In 2001, The Wall Street Journal reported the total net worth of the Koos Group to be US$36 billion. Today, the total net worth of the Koo Family is estimated to be over US$250 billion.

==Career==
Koo founded what is now Chinatrust Commercial Bank in 1966. It was established under the identity of China Securities and Investment Corporation. In 1971, its name was changed to Chinatrust Investment Company Limited. In 1992, it was transformed into Chinatrust Commercial Bank.

The bank has subsidiaries in the Philippines, the United States, Canada, and Indonesia, foreign branch offices in Singapore, Hong Kong, India, Japan, and Vietnam, and foreign representative offices in London, Bangkok, Hanoi, Beijing, Manila, and Los Angeles.

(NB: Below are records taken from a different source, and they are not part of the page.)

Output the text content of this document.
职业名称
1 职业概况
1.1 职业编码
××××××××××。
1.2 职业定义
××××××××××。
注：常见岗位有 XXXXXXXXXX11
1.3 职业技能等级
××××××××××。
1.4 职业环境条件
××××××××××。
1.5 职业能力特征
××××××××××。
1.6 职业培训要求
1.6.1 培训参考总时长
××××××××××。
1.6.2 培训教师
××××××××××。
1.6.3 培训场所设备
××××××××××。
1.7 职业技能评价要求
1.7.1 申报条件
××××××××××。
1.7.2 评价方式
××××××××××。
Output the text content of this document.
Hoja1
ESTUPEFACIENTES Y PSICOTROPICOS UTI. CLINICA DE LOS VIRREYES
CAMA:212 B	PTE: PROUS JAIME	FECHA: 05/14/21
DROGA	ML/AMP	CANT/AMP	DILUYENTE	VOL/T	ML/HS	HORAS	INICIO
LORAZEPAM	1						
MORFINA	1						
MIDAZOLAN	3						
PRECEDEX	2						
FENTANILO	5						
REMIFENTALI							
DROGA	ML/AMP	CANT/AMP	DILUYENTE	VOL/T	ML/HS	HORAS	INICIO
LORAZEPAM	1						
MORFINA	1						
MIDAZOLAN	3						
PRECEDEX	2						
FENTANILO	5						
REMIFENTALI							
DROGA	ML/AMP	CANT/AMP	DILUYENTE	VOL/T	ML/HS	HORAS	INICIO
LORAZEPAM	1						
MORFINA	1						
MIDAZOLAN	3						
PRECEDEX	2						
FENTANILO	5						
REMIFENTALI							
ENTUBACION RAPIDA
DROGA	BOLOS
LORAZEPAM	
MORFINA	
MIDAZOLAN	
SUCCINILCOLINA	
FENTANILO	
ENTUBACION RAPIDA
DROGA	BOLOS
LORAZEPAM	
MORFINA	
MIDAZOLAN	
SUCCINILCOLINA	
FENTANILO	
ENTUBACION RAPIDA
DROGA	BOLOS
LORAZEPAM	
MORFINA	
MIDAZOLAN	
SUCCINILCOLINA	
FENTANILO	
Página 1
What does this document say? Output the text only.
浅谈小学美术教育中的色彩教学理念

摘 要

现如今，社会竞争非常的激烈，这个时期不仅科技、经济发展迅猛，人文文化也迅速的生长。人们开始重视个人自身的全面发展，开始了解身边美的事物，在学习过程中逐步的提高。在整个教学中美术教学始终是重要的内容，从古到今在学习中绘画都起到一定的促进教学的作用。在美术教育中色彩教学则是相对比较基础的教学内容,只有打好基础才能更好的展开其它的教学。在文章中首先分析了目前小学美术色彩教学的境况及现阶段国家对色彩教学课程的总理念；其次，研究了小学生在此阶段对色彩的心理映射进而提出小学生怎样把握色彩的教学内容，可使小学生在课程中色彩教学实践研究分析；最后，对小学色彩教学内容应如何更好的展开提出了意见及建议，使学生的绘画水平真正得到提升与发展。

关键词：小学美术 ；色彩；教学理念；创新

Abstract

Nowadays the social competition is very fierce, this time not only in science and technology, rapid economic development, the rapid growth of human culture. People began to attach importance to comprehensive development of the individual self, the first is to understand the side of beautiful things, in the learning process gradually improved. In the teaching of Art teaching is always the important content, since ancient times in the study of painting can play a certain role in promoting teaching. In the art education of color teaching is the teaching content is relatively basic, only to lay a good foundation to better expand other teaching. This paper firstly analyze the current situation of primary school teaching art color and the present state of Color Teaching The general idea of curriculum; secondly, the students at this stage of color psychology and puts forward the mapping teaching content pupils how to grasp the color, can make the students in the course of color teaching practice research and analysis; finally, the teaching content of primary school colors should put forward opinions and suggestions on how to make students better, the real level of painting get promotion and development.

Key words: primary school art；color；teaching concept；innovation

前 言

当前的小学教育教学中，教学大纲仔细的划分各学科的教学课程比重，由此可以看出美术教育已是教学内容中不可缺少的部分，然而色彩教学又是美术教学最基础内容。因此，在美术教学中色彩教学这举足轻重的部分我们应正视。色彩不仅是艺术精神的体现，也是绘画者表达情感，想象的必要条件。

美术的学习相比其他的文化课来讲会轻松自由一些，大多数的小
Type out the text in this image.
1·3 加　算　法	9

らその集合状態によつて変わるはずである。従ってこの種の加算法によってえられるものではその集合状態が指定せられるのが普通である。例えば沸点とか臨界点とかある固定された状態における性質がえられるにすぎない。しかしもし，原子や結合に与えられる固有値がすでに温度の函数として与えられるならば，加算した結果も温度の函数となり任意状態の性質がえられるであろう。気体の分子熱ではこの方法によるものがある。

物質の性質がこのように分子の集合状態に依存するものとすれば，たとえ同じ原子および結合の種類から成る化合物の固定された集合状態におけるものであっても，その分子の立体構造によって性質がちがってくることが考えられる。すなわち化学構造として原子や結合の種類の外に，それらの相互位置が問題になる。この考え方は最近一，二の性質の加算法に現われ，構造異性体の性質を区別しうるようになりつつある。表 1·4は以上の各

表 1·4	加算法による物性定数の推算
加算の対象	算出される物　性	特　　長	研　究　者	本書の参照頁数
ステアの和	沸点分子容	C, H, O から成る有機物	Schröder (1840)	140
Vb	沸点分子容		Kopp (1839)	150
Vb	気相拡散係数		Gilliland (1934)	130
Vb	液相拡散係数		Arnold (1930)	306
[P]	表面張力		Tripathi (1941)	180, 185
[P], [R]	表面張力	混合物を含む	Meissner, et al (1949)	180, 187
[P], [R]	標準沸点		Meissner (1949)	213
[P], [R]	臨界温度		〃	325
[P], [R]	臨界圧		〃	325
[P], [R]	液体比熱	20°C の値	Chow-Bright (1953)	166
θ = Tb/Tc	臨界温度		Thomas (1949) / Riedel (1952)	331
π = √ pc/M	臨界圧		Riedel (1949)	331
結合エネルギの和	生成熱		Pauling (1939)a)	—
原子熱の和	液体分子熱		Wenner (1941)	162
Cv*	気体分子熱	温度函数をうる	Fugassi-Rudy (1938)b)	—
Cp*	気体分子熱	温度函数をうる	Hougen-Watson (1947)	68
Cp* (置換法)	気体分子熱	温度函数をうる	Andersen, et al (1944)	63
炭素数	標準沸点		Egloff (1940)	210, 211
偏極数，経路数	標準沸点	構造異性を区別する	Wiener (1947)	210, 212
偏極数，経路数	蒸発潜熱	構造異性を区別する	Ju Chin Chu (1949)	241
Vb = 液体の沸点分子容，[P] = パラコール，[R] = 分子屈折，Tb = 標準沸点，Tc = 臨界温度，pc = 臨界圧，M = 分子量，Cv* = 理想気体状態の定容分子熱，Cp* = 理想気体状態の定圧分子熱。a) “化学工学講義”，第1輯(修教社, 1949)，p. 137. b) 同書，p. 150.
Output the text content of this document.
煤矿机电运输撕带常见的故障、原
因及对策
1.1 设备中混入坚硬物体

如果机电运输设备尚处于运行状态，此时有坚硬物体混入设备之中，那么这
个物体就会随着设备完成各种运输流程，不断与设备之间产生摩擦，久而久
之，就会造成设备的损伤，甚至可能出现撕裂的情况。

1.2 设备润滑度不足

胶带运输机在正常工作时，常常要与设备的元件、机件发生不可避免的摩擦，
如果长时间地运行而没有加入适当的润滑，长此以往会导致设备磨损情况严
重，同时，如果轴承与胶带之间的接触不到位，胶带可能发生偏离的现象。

CTBC Bank was awarded by international professional agencies as Best Bank in Taiwan in Asiamoney and The Asset magazines. In the area of corporate banking, CTBC Bank was recognized by Global Finance and Asiamoney as the Best Foreign Exchange Bank in Taiwan, while Global Finance, The Asset, The Asian Banker, The Corporate Treasurer, and Global Trade Review magazines named CTBC Bank Taiwan's Best Trade Finance Bank. CTBC Bank was awarded Best Retail Bank in Taiwan by The Asian Banker for the ninth time and was named Taiwan's Best Wealth Management Bank in Euromoney for the eleventh time.

Koo was named Ambassador-at-large, representing Taiwan, mainly in Cross-strait relations.

In June 2008, Forbes ranked him as the sixth richest individual in Taiwan, with a net worth of US$ 2.8 billion.

Koo is also an alumnus of Eisenhower Fellowships and a member of the Board of Trustees and a member of the APEC (Asia-Pacific Economic Cooperation).

==Awards and honorary degrees==
- Order of the Rising Sun, Gold and Silver Star from the Japanese government, 2012.
- Honorary PhD in Business from De La Salle University in the Philippines (1989)
- Honorary Doctorate from East China Normal University, Shanghai, China (2012)

==Death==
Koo went to New York City for treatment for Parkinson's disease and died at the Memorial Sloan-Kettering Cancer Center on 6 December 2012.